RationalQuadraticSpline parameter ordering issue
Thanks for the package, good that it exists. I'm bridging it with Flux.jl and noticed convention differences.
Current RationalQuadraticSpline uses (D, K) parameter ordering, which conflicts with Flux.jl convention where the first dimension is the "feature" dimension.
Current Behavior
# D=2 dimensions, K=5 knots per spline
block_25 = randn(2, 5) # (D, K)
b = RationalQuadraticSpline(block_25, block_25, block_25)
Expected (Flux.jl-like)
# K=5 knots, D=2 dimensions
block_52 = randn(5, 2) # (K, D) - complexity first, batch second
b = RationalQuadraticSpline(block_52, block_52, block_52)
UI
it impacts how the argument is shaped,
D = 15
K = 4
#
b = Bijectors.RationalQuadraticSpline(rand(D, K), rand(D, K), rand(D, K))

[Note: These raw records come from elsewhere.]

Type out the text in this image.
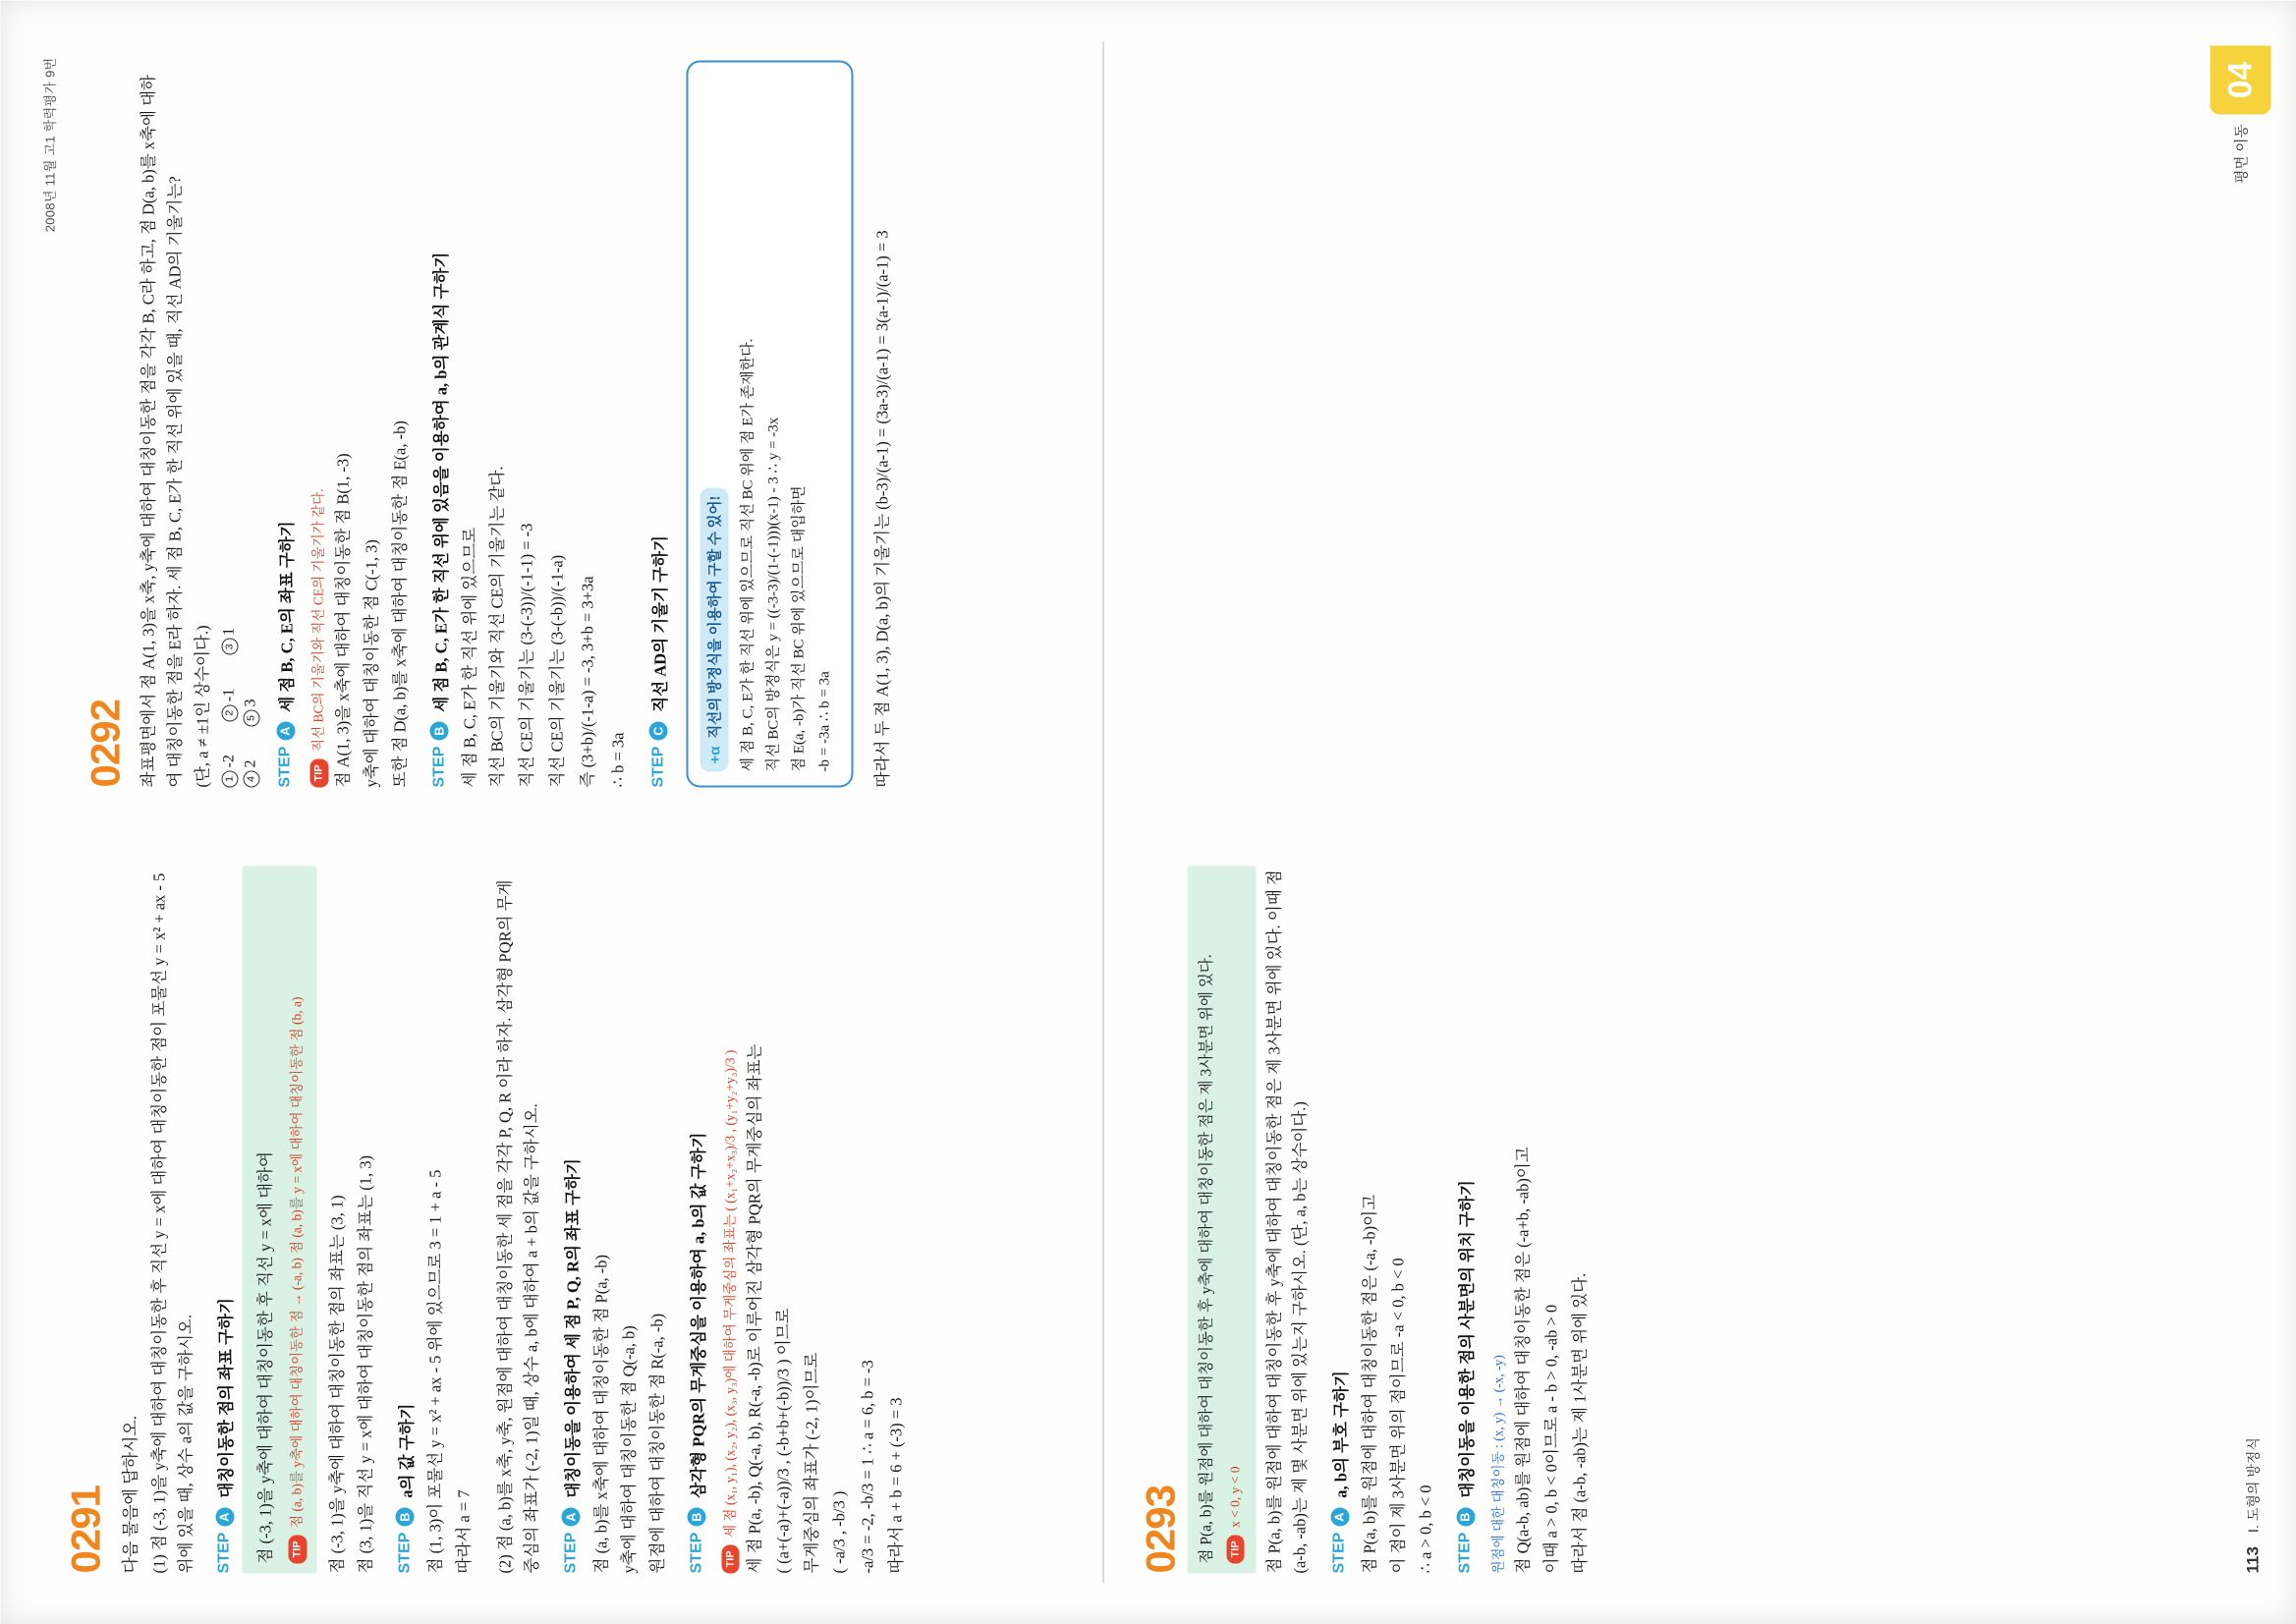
2008년 11월 고1 학력평가 9번
0291 다음 물음에 답하시오. (1) 점 (-3, 1)을 y축에 대하여 대칭이동한 후 직선 y = x에 대하여 대칭이동한 점이 포물선 y = x² + ax - 5 위에 있을 때, 상수 a의 값을 구하시오. STEP
A
대칭이동한 점의 좌표 구하기 점 (-3, 1)을 y축에 대하여 대칭이동한 후 직선 y = x에 대하여	TIP 점 (a, b)를 y축에 대하여 대칭이동한 점 → (-a, b) 점 (a, b)를 y = x에 대하여 대칭이동한 점 (b, a)
점 (-3, 1)을 y축에 대하여 대칭이동한 점의 좌표는 (3, 1) 점 (3, 1)을 직선 y = x에 대하여 대칭이동한 점의 좌표는 (1, 3) STEP
B
a의 값 구하기 점 (1, 3)이 포물선 y = x² + ax - 5 위에 있으므로 3 = 1 + a - 5 따라서 a = 7 (2) 점 (a, b)를 x축, y축, 원점에 대하여 대칭이동한 세 점을 각각 P, Q, R 이라 하자. 삼각형 PQR의 무게중심의 좌표가 (-2, 1)일 때, 상수 a, b에 대하여 a + b의 값을 구하시오. STEP
A
대칭이동을 이용하여 세 점 P, Q, R의 좌표 구하기 점 (a, b)를 x축에 대하여 대칭이동한 점 P(a, -b) y축에 대하여 대칭이동한 점 Q(-a, b) 원점에 대하여 대칭이동한 점 R(-a, -b) STEP
B
삼각형 PQR의 무게중심을 이용하여 a, b의 값 구하기
TIP 세 점 (x₁, y₁), (x₂, y₂), (x₃, y₃)에 대하여 무게중심의 좌표는 ( (x₁+x₂+x₃)/3 , (y₁+y₂+y₃)/3 ) 세 점 P(a, -b), Q(-a, b), R(-a, -b)로 이루어진 삼각형 PQR의 무게중심의 좌표는 ( (a+(-a)+(-a))/3 , (-b+b+(-b))/3 ) 이므로 무게중심의 좌표가 (-2, 1)이므로 ( -a/3 , -b/3 ) -a/3 = -2, -b/3 = 1 ∴ a = 6, b = -3 따라서 a + b = 6 + (-3) = 3
0292 좌표평면에서 점 A(1, 3)을 x축, y축에 대하여 대칭이동한 점을 각각 B, C라 하고, 점 D(a, b)를 x축에 대하여 대칭이동한 점을 E라 하자. 세 점 B, C, E가 한 직선 위에 있을 때, 직선 AD의 기울기는? (단, a ≠ ±1인 상수이다.)	1
-2
2
-1
3
1
4
2
5
3
STEP
A
세 점 B, C, E의 좌표 구하기
TIP 직선 BC의 기울기와 직선 CE의 기울기가 같다. 점 A(1, 3)을 x축에 대하여 대칭이동한 점 B(1, -3) y축에 대하여 대칭이동한 점 C(-1, 3) 또한 점 D(a, b)를 x축에 대하여 대칭이동한 점 E(a, -b) STEP
B
세 점 B, C, E가 한 직선 위에 있음을 이용하여 a, b의 관계식 구하기 세 점 B, C, E가 한 직선 위에 있으므로 직선 BC의 기울기와 직선 CE의 기울기는 같다. 직선 CE의 기울기는 (3-(-3))/(-1-1) = -3 직선 CE의 기울기는 (3-(-b))/(-1-a) 즉 (3+b)/(-1-a) = -3, 3+b = 3+3a ∴ b = 3a	STEP
C
직선 AD의 기울기 구하기
+α  직선의 방정식을 이용하여 구할 수 있어! 세 점 B, C, E가 한 직선 위에 있으므로 직선 BC 위에 점 E가 존재한다. 직선 BC의 방정식은 y = ((-3-3)/(1-(-1)))(x-1) - 3 ∴ y = -3x 점 E(a, -b)가 직선 BC 위에 있으므로 대입하면 -b = -3a ∴ b = 3a 따라서 두 점 A(1, 3), D(a, b)의 기울기는 (b-3)/(a-1) = (3a-3)/(a-1) = 3(a-1)/(a-1) = 3
0293 점 P(a, b)를 원점에 대하여 대칭이동한 후 y축에 대하여 대칭이동한 점은 제 3사분면 위에 있다. TIP x < 0, y < 0	점 P(a, b)를 원점에 대하여 대칭이동한 후 y축에 대하여 대칭이동한 점은 제 3사분면 위에 있다. 이때 점 (a-b, -ab)는 제 몇 사분면 위에 있는지 구하시오. (단, a, b는 상수이다.) STEP
A
a, b의 부호 구하기 점 P(a, b)를 원점에 대하여 대칭이동한 점은 (-a, -b)이고 이 점이 제 3사분면 위의 점이므로 -a < 0, b < 0 ∴ a > 0, b < 0 STEP
B
대칭이동을 이용한 점의 사분면의 위치 구하기 원점에 대한 대칭이동 : (x, y) → (-x, -y) 점 Q(a-b, ab)를 원점에 대하여 대칭이동한 점은 (-a+b, -ab)이고 이때 a > 0, b < 0이므로 a - b > 0, -ab > 0 따라서 점 (a-b, -ab)는 제 1사분면 위에 있다.	113
Ⅰ. 도형의 방정식
평면 이동
04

b(rand(D, 1)) # does not work
b(rand(1,D)) # does not work - that is what I want for for (K,D)
Currently, for the vector input it does something unintuitive and risky, -- partially processes dimensions.
b(rand(3)) # works, 3<15
b(rand(15)) #works,
b(rand(16)) # breaks, since 16>15
Question
Which ordering should Bijectors.jl adopt for future extensions? - I'm thinking of a PR
- Current style:
(Dn, ..., D1, K)- batch dimensions first - Flux.jl style:
(K, D1, ..., Dn)- complexity first
Btw
distrax using the last dimension for the features
Not just Flux, Bijectors.PartitionMask uses the same conventions, (features, batch...)
Here is a distrax logic,
This bijector is applied elementwise. Given some input `x`, the parameters
`params` and the input `x` are broadcast against each other. For example,
suppose `x` is of shape `[N, D]`. Then:
- If `params` is of shape `[3 * num_bins + 1]`, the same spline is identically
applied to each element of `x`.
- If `params` is of shape `[D, 3 * num_bins + 1]`, the same spline is applied
along the first axis of `x` but a different spline is applied along the
second axis of `x`.
- If `params` is of shape `[N, D, 3 * num_bins + 1]`, a different spline is
applied to each element of `x`.
- If `params` is of shape `[M, N, D, 3 * num_bins + 1]`, `M` different splines
are applied to each element of `x`, and the output is of shape `[M, N, D]`.
What would be corresponding logic in Bijectors?
Context
using Flux
NN = Dense(randn(12, 3), randn(12)) # 3 => 12 transformation
x1 = rand(3)
x2 = rand(3, 10)
x3 = rand(3, 10, 4)
x4 = rand(3, 10, 4, 8)
# gives
(12,)
(12, 10)
(12, 10, 4)
(12, 10, 4, 8)
m = Bijectors.PartitionMask(3, [2], [1])
Bijectors.partition(m, x1) |> first |> size # correct (1, )
Bijectors.partition(m, x2) |> first |> size # correct (1, 10)
Bijectors.partition(m, x3) # breaks
Bijectors.partition(m, x4) # breaks